50 armed militiamen take over Oregon wildlife refuge
01-03-2016, 10:31 PM
The criminal conviction that prompted the militiamen's conduct is controversial to say the least. The appellate court decision that instructed the district court to resentence the Hammonds to five years can be found
here.
The law under which the Hammonds were convicted (
18 U.S.C. § 844(f)(1)) reads as follows:
Quote:Quote:
Whoever maliciously damages or destroys, or attempts to damage or destroy, by means of fire or an explosive, any building, vehicle, or other personal or real property in whole or in part owned or possessed by, or leased to, the United States, or any department or agency thereof, or any institution or organization receiving Federal financial assistance, shall be imprisoned for not less than 5 years and not more than 20 years, fined under this title, or both.
Notice how broadly this law can be read. The ambiguity is intentional. The language above was passed by Congress during 1996 in the Anti-Terrorism and Effective Death Penalty Act (AEDPA), a law that was quickly passed after Timothy McVeigh used a truck bomb to blow up a federal building in Oklahoma City. The public wanted laws that gave harsh punishments to terrorists. This is what they got.

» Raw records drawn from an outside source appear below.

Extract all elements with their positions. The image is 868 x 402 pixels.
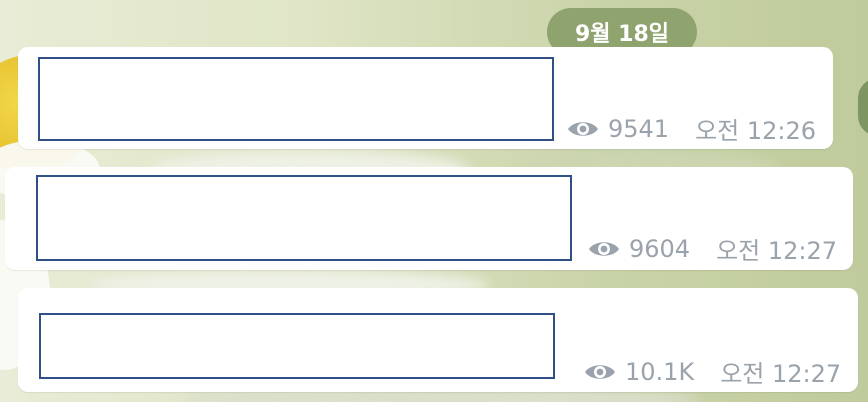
view-count: 9541: [608, 114, 670, 143]
message-meta: 10.1K 오전 12:27: [583, 354, 841, 389]
message-time: 오전 12:26: [695, 117, 817, 145]
eye-icon: [583, 361, 617, 383]
view-count: 9604: [629, 234, 691, 263]
view-count: 10.1K: [625, 357, 695, 386]
eye-icon: [566, 118, 600, 140]
redacted-content: [38, 57, 554, 141]
message-meta: 9604 오전 12:27: [587, 231, 837, 266]
redacted-content: [36, 175, 572, 261]
message-bubble[interactable]: 9604 오전 12:27: [5, 167, 853, 270]
message-bubble[interactable]: 9541 오전 12:26: [18, 47, 833, 149]
message-bubble[interactable]: 10.1K 오전 12:27: [18, 288, 858, 392]
eye-icon: [587, 238, 621, 260]
message-meta: 9541 오전 12:26: [566, 111, 816, 146]
message-time: 오전 12:27: [720, 360, 842, 388]
message-time: 오전 12:27: [716, 237, 838, 265]
redacted-content: [39, 313, 555, 379]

Regardless of the Hammonds' motive (poaching cover-up, invasive species, fire control, etc.), it seems strange that setting a fire on federal land in the middle of nowhere should automatically land someone behind bars for at least five years. The presiding trial judge thought that as well. So when the jury returned guilty verdicts for the Hammonds, the judge disregarded the mandatory minimum on Eighth Amendment grounds.
The Eighth Amendment prohibits the infliction of "cruel and unusual punishment." Under the existing legal doctrine, courts will invalidate a mandatory minimum as cruel and unusual only if the punishment is "grossly disproportionate" to the offense. While the trial court judge concluded that the five years for the Hammonds would be grossly disproportionate, the appellate court disagreed. Consequently, it remanded the case back to the trial court to resentence the Hammonds under the mandatory minimum built into the law.

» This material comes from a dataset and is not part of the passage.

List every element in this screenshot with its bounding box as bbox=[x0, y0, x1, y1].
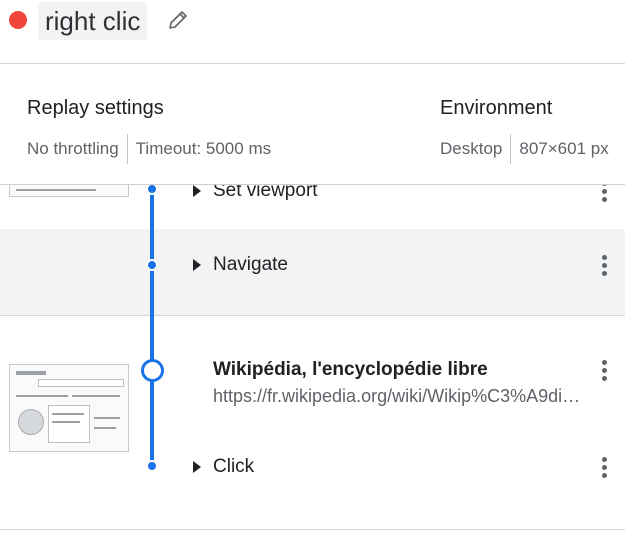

The remand for resentencing was well within the confines of existing law. If the government believes the presiding judge got the law regarding the sentencing wrong, it is within the government's right to make an appeal, much in the same way a criminal defendant may do so if he believes the judge erred on a matter of law. Appellate courts do have the jurisdiction to instruct the district courts they review to fix what they conclude are legal errors. Otherwise, there would be no system to vindicate constitutional and legal rights after the original decision was made.
All that said, I can see why local ranchers would be upset with the overly broad law, the government's reliance on it in this particular context, and the resulting outcome. I leave it to others to discuss the moral and legal consequences of the militia's takeover of the wildlife refuge that is the response to these events.